Button's message for the weekend
Jenson Button has a message for his McLaren team at this weekend’s Canadian Grand Prix: “hands off my car!” The reigning world champion knows a thing or two about the Circuit Gilles Villeneuve in Montreal, having started from the front row of the grid...
Jenson Button has a message for his McLaren team at this weekend’s Canadian Grand Prix: “hands off my car!” The reigning world champion knows a thing or two about the Circuit Gilles Villeneuve in Montreal, having started from the front row of the grid twice and finished on the podium in 2004, and he believes the best strategy for success is not to touch the set-up of his car.
“The track isn’t used very much during the year,” says Jenson. “The surface is very slippery to begin with and during the first practice session you think, “Oh my god, this feels awful”. But the grip improves dramatically as the rubber goes down and the key is not to change the car. If you go crazy with car set-up, you’ll get lost because you won’t know whether an improvement is due to the car or the track conditions. You want to keep a similar set-up throughout the weekend.”
Jenson and his McLaren team-mate Lewis Hamilton will start – and in Jenson’s case finish – the race weekend with car set-ups derived from McLaren’s simulator in Woking. Jenson tested the simulator at the end of last week, after picking up his MBE from Her Majesty The Queen at Buckingham Palace, and he was pleased with the results.
“There’s nothing better than driving a track for real,” he says. “But the simulator allows us to arrive in Montreal with a pretty accurate idea of set-up – suspension settings, wing levels and gear ratios. We can hit the ground running when the on-track action starts on Friday.
“What we won’t know until we get there is how much they’ve changed the track since the last Canadian Grand Prix in 2008. Will the kerbs be the same? Have they done any re-surfacing work? Will the walls be in the same places? I’ll only get answers to these questions when I do my track walk on Thursday afternoon.”

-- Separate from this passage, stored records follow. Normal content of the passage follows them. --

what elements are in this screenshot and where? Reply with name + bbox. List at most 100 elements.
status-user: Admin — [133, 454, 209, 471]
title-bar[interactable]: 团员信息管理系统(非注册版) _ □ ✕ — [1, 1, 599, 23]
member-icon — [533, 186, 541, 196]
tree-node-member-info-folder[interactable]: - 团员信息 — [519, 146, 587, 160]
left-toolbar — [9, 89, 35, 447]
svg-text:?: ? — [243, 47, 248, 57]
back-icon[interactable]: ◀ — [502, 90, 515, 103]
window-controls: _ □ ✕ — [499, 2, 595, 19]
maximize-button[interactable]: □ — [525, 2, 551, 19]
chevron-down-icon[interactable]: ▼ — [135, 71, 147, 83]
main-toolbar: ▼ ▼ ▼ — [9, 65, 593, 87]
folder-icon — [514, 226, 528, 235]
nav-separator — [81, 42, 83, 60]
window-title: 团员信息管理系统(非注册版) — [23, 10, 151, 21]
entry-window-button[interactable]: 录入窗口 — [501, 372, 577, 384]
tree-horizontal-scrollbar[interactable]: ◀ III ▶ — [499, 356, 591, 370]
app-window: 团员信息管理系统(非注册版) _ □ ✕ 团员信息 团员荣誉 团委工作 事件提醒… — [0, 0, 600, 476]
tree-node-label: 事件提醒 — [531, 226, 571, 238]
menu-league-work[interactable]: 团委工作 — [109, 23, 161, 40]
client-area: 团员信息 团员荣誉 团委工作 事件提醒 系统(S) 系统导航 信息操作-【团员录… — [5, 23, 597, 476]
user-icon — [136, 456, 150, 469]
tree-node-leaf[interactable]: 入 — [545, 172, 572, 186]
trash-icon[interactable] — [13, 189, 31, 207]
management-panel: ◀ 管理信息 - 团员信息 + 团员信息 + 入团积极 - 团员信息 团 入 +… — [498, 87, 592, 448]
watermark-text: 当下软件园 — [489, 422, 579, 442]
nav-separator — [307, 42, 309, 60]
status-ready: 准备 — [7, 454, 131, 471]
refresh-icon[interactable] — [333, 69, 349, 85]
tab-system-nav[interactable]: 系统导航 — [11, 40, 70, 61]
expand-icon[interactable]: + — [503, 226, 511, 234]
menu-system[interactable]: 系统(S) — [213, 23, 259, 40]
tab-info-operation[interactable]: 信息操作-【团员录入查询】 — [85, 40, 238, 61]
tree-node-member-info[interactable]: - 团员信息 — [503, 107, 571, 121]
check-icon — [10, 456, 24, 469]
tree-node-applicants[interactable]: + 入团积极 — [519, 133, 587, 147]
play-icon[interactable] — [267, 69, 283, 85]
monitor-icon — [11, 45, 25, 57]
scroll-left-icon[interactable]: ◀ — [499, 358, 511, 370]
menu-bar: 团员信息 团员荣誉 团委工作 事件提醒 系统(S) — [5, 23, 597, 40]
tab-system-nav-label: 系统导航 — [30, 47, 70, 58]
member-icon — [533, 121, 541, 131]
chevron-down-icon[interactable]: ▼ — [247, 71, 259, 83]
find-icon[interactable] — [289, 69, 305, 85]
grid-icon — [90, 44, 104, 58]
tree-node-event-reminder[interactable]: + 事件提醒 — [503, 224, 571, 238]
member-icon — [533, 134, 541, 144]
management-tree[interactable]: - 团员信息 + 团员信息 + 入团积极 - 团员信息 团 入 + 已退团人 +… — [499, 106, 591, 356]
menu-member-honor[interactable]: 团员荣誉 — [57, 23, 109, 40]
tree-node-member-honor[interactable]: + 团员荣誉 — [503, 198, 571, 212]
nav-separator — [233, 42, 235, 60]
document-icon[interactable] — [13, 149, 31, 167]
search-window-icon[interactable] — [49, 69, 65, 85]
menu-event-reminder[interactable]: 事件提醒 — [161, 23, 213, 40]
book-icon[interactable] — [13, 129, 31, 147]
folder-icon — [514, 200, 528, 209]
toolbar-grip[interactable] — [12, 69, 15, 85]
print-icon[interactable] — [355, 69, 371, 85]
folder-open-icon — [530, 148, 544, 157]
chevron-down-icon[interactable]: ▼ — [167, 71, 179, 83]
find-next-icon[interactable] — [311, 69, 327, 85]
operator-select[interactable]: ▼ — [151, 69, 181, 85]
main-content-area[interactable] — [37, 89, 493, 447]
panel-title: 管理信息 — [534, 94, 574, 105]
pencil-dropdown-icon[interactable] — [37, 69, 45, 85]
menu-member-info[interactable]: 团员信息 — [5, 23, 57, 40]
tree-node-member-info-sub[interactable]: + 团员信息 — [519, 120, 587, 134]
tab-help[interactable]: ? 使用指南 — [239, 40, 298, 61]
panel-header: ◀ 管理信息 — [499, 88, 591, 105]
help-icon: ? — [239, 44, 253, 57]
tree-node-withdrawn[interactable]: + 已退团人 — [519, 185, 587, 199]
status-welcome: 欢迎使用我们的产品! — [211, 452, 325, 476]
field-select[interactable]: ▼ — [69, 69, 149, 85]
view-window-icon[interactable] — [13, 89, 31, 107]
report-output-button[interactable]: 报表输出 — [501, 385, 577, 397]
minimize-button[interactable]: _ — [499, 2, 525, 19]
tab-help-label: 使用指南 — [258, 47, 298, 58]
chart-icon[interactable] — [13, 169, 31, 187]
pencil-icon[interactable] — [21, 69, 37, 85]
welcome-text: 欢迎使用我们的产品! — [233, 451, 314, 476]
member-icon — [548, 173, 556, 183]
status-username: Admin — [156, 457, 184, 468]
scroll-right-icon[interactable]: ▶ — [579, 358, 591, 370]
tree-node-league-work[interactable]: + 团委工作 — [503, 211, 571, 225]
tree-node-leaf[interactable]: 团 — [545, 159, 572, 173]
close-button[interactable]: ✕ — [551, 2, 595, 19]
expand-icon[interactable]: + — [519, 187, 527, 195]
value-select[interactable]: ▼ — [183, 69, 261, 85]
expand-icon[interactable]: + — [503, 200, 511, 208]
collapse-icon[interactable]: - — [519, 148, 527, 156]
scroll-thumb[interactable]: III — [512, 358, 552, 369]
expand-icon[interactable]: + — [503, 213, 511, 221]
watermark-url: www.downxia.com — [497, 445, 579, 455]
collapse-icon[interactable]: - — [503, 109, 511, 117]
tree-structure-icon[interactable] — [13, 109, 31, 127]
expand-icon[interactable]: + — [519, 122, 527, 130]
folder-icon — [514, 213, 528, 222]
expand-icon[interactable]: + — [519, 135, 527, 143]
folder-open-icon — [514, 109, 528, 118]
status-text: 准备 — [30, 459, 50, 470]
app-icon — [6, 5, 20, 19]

We can reveal that the ‘Wall of Champions’ will still be on the outside of the final corner, waiting to take out any cars that run wide. Many great champions have hit this unforgiving slab of concrete over the years, including Michael Schumacher, Jacques Villeneuve and Jenson, back in 2005, but there is a shortage of run-off everywhere at the Circuit Gilles Villeneuve.
The track is located on the man-made Ile Notre Dame in the middle of the St Lawrence Seaway and the confines of the island mean that there isn’t room to extend the run-off at most corners. As a result, the drivers have to treat the circuit with the respect that they normally reserve for a street track.
“The circuit is very stop-start,” says Jenson, “and there are no fast corners. But that doesn’t make it easy because you need to get your braking points right and you need to hit the kerbs right. If you go too deep into a corner, you’ll get launched over a kerb and risk hitting one of the walls. Like at Monaco, you need to build up your speed; you can’t explore the limits on your first lap.”
Jenson will, however, be exploring his personal limits after he lands in Montreal on Wednesday morning. He’ll don a wetsuit and swim in the rowing lake behind the F1 paddock – as he did in 2008 – in preparation for the London Triathlon in August.
“It’s quite unusual for me to swim in a lake,” says Jenson, “but it will feel great compared to the London docks, which we’ll be using in the triathlon itself. It’ll feel very clean! I’ll be able to get into a good rhythm because I won’t have to stop every 25 metres to change direction, like in a swimming pool. It’ll be a good workout before the serious business of the weekend gets underway.”